Vinegar Joe, cartoonist

I did not know that Stillwell’s diaries were transcribed  and on-line at the Hoover. Vinegar Joe was the commander of U.S. forces in China during the first part of WWII who had a famously rocky relationship with Chiang Kai-shek. Stillwell  got the command in China in part because he knew some Chinese and had spent more time learning about China and Asia that the vast bulk of American officers. The early diaries are a mix of observations about everything from the state of the Chinese military to the state of Stillwell’s digestive tract, with an interesting mix of sharp observations and orientalist cliches.  He liked to draw, so if the words don’t get you the pictures may.  In 1927 he was watching warlord troops try to decide if they were advancing or retreating in the face of the Northern Expedition.

Train

as one might expect there are plenty “technical” drawings, like the armed train above.
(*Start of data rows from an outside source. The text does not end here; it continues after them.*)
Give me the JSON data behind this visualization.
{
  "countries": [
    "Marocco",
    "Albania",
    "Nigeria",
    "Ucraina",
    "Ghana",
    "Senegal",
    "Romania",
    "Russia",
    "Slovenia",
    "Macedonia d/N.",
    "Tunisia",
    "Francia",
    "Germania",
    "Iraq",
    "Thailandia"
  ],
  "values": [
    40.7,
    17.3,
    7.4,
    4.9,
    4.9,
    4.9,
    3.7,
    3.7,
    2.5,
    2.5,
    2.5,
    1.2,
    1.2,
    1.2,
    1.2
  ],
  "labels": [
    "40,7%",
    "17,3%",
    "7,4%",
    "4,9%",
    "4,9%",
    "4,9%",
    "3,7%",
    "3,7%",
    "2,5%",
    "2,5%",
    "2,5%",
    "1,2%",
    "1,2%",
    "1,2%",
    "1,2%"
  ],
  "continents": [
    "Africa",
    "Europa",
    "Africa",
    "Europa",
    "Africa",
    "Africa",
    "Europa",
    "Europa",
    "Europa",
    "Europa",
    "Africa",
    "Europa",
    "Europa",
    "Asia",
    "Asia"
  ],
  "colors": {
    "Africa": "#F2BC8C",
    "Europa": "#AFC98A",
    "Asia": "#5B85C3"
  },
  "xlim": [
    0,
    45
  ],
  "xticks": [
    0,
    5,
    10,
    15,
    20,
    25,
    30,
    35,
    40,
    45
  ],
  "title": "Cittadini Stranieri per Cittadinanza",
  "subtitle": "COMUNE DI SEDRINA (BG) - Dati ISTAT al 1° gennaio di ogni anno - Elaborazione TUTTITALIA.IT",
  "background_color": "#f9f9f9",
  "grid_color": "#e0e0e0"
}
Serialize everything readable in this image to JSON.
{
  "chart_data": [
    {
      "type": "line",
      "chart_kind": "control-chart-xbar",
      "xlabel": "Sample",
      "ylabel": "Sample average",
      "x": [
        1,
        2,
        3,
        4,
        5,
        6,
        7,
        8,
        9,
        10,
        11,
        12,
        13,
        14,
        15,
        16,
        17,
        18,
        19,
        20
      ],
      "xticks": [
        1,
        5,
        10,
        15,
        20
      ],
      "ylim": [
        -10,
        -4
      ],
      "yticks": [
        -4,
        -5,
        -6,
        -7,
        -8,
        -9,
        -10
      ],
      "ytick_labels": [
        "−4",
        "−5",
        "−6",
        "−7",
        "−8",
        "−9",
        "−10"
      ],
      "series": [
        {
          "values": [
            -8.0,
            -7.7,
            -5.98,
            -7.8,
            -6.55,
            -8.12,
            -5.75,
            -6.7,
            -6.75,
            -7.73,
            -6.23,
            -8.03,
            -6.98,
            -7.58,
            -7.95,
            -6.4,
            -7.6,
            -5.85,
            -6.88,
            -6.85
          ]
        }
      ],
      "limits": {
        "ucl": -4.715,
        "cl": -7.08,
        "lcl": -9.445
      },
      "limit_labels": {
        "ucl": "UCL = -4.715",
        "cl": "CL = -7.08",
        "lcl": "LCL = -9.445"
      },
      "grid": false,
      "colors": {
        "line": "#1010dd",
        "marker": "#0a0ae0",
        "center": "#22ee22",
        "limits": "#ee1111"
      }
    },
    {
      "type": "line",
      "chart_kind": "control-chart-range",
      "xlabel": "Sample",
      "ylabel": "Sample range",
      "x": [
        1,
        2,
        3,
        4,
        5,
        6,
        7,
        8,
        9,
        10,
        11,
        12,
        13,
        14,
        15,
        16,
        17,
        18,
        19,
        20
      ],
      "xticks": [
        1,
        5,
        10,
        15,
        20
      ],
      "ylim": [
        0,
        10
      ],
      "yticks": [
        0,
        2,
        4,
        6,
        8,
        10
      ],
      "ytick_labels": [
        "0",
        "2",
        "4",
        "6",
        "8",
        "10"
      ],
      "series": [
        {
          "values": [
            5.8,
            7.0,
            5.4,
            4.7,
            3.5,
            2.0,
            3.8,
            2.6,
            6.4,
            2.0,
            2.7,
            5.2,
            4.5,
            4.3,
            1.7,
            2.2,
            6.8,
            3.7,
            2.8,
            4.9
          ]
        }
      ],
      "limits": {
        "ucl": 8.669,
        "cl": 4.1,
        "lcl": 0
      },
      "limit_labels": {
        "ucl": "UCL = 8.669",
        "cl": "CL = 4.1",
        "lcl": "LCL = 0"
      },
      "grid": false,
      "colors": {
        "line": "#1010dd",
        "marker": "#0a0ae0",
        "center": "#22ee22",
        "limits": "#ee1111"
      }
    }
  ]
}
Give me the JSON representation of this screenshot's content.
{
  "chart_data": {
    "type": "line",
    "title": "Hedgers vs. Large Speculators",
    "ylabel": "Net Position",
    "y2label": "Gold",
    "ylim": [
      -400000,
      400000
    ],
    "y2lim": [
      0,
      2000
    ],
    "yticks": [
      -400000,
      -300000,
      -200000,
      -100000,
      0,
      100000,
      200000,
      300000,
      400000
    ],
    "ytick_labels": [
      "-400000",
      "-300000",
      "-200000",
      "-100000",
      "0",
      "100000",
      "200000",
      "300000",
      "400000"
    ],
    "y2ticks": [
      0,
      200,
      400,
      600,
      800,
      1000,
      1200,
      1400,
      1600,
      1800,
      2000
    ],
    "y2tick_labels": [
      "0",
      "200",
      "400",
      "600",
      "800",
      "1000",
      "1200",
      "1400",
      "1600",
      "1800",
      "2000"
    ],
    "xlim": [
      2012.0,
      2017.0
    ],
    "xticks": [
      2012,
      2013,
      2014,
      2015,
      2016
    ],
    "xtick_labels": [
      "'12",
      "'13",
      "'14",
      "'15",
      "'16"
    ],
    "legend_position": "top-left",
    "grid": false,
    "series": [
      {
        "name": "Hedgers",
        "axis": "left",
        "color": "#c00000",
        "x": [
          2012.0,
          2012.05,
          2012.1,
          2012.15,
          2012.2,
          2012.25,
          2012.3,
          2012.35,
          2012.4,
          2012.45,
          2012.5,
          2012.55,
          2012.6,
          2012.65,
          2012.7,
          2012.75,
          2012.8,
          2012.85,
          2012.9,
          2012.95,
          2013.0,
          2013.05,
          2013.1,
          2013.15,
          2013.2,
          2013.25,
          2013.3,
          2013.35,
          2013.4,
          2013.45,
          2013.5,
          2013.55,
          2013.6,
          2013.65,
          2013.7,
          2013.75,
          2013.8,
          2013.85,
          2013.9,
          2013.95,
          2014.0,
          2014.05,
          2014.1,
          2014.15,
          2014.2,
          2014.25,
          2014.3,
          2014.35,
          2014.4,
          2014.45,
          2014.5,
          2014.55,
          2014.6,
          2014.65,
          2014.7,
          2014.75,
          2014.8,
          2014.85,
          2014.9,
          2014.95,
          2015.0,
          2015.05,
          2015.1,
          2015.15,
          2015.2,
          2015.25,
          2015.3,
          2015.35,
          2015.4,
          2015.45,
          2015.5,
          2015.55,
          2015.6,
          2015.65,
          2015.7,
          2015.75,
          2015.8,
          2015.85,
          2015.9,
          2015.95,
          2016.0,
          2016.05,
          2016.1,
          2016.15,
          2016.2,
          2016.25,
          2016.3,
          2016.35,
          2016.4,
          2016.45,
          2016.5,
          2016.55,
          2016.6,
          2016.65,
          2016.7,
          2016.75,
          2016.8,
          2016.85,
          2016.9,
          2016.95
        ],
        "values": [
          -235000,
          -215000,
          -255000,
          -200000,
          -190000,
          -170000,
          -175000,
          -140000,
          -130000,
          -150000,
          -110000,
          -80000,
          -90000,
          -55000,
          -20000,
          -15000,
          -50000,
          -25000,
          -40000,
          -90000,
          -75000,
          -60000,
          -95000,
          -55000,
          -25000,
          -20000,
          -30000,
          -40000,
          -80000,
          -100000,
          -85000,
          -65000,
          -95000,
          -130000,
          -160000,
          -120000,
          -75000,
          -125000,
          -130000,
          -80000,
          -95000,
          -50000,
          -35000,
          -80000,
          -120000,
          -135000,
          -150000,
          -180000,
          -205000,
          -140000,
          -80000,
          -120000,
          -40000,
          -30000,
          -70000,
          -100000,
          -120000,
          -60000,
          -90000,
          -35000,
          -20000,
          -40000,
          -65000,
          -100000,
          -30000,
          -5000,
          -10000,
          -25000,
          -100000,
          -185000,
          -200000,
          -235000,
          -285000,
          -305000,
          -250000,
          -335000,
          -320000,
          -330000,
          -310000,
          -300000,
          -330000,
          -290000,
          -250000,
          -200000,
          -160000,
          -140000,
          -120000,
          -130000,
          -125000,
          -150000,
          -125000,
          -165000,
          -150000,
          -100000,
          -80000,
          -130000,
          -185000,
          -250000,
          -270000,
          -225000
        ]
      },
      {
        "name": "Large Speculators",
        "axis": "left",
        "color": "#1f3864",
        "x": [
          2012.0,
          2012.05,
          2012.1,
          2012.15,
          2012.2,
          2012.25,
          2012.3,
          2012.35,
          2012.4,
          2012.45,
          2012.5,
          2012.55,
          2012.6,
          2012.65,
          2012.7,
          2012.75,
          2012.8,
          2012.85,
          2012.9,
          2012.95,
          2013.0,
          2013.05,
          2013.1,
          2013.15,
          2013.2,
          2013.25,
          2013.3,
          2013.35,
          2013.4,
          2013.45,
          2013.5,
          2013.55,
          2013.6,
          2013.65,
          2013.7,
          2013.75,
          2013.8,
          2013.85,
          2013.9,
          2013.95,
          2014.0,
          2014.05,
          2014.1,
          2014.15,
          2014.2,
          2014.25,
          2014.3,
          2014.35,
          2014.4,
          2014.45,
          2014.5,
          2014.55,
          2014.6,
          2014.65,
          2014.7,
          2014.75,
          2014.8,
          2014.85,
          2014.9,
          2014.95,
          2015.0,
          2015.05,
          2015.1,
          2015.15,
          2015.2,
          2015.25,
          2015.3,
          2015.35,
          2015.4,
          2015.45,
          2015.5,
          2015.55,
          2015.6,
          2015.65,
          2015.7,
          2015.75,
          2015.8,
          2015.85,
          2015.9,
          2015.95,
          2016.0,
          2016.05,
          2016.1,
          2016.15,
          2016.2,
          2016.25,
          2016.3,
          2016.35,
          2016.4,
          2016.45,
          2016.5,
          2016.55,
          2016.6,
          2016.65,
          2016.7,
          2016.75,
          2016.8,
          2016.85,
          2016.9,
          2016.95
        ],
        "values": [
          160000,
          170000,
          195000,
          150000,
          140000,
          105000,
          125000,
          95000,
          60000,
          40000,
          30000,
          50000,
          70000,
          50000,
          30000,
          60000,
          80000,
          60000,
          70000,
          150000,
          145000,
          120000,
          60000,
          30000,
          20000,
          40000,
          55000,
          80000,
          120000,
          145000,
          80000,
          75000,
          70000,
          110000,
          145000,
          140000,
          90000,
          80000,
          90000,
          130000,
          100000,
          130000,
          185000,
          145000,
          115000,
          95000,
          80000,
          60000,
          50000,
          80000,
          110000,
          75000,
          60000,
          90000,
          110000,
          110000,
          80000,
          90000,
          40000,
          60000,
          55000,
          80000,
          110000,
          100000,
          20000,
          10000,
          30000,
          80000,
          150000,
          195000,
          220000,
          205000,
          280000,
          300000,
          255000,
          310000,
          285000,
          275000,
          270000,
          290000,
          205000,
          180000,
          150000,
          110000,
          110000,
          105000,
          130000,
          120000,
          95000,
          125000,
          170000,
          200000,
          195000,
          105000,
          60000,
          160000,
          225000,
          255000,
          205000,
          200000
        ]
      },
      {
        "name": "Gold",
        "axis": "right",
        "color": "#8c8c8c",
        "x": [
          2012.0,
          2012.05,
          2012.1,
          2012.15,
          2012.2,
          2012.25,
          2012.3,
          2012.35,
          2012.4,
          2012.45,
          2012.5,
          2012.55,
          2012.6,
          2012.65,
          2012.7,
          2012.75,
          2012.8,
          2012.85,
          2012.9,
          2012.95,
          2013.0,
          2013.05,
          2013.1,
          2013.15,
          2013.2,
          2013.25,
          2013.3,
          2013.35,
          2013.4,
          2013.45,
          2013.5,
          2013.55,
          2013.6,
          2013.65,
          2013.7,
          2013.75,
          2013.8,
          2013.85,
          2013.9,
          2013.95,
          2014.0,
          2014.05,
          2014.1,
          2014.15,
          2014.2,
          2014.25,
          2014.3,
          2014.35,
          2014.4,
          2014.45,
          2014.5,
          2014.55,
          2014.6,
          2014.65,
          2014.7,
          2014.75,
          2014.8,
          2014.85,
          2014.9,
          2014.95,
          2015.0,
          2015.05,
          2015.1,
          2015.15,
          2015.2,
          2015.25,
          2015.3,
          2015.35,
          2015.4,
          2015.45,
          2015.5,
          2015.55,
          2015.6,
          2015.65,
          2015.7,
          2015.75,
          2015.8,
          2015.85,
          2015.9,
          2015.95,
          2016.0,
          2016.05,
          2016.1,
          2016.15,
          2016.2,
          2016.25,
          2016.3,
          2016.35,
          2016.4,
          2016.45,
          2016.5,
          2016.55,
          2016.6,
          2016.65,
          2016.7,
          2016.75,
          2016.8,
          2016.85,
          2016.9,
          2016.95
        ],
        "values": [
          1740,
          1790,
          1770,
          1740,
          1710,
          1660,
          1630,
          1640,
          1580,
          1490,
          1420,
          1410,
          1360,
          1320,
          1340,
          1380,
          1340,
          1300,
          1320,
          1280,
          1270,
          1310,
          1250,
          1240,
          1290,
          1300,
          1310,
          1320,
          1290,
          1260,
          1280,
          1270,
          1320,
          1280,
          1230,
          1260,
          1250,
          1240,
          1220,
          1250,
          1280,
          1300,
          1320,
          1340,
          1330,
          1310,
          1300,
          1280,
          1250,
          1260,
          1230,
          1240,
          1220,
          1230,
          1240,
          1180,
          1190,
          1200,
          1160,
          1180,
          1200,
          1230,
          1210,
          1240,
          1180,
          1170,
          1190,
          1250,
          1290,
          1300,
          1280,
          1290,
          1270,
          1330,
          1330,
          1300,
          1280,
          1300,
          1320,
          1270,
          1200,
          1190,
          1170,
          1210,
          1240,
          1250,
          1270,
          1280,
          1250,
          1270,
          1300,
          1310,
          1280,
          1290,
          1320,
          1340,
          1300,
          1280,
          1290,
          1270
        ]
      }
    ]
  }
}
In addition to obvious military things he also did pictures of silk reeling machines, tobacco presses, etc. Like other foreign observers he was interested in Chinese technology and/or the lack of it. The diaries also make it clear that whatever other problems he may have had during the war, getting over a deep-seated Japanophilia was not going to be one of them.

Staff

Even this early you can see some of the the Vinegar Joe personality. You can see his contempt for staff officers above, and his empathy for the common solider looking for a non-existent First Aid station below.